A short while ago, I, SheepleNumber1, wrote a moving and insightful report on the CONSERVATIVE virtues of Toronto Mayor Rob Ford. I PONTIFICATED that Toronto had many years of CONSERVATIVE leadership to look forward to under Ford.
I was wrong.
Today with a heavy heart, I must report that Toronto Mayor ROB FORD has ended his bid for reelection as Mayor of Toronto. Ford was recently diagnosed with an abdominal tumor…
From the L.A. (Lib-Anus) Times...
“Just days after he was hospitalized with a tumor near his abdomen, Toronto Mayor Rob Ford announced on Friday that he is dropping out of the city’s mayoral election…”
Despite my initial assumptions, this report, unfortunately, is not PROGRESSIVE HATE-SPEW or MAINSTREAM MEDIA LIB-SPIN.
It is fact. So let me be the first (I’m assuming I’m first since I haven’t read about any others (because I don’t read)) to wish MAYOR FORD a speedy recovery to full health so he can return to doing what he does best: making us all smile.
But the news is not all bad. Ford is apparently well enough to still run for office as the conclusion of the previously started quote indicates…

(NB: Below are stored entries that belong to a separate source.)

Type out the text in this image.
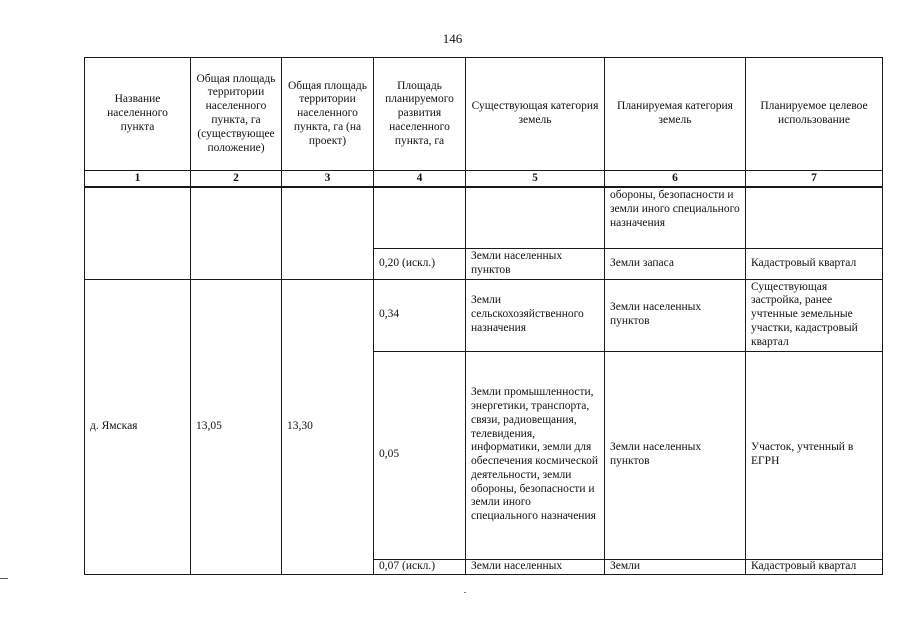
146
Название населенного пункта	Общая площадь территории населенного пункта, га (существующее положение)	Общая площадь территории населенного пункта, га (на проект)	Площадь планируемого развития населенного пункта, га	Существующая категория земель	Планируемая категория земель	Планируемое целевое использование
1	2	3	4	5	6	7
					обороны, безопасности и земли иного специального назначения	
			0,20 (искл.)	Земли населенных пунктов	Земли запаса	Кадастровый квартал
д. Ямская	13,05	13,30	0,34	Земли сельскохозяйственного назначения	Земли населенных пунктов	Существующая застройка, ранее учтенные земельные участки, кадастровый квартал
			0,05	Земли промышленности, энергетики, транспорта, связи, радиовещания, телевидения, информатики, земли для обеспечения космической деятельности, земли обороны, безопасности и земли иного специального назначения	Земли населенных пунктов	Участок, учтенный в ЕГРН
			0,07 (искл.)	Земли населенных	Земли	Кадастровый квартал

“…and will run instead for the city’s Ward 2 councillor seat.”
Yes, freedom-haters, rumors of Mayor Rob Ford’s demise are greatly exaggerated. He will still be running for office.
Which means we still have a high probability of more CLASSIC MAYOR FORD moments.
But just in case Mayor Ford is out of the spotlight for a while, please enjoy this compilation: THE MANY FACES OF ROB FORD.
“I AM like the Vince Lombardi of crack smoking…”
“Yup, I think I might be too high.”
“I am ROB FORD, Guardian of the Galaxy!!! Fear my wra– Ooh, are those fish sticks?!”
Do you know what dog food tastes like? Do ya? It tastes just like it smells… DELICIOUS.”
“Oh man… Shouldn’t have eaten those space fish sticks.”
“…or that PopEyes chicken…”
“Man, this is a very average Wednesday.”
“Still the king… B****es.”
“Look, I’m Justin Bieber!”
“So what?! So let’s dance!!!”
Farewell, for now, Mayor Ford. Get well soon!!!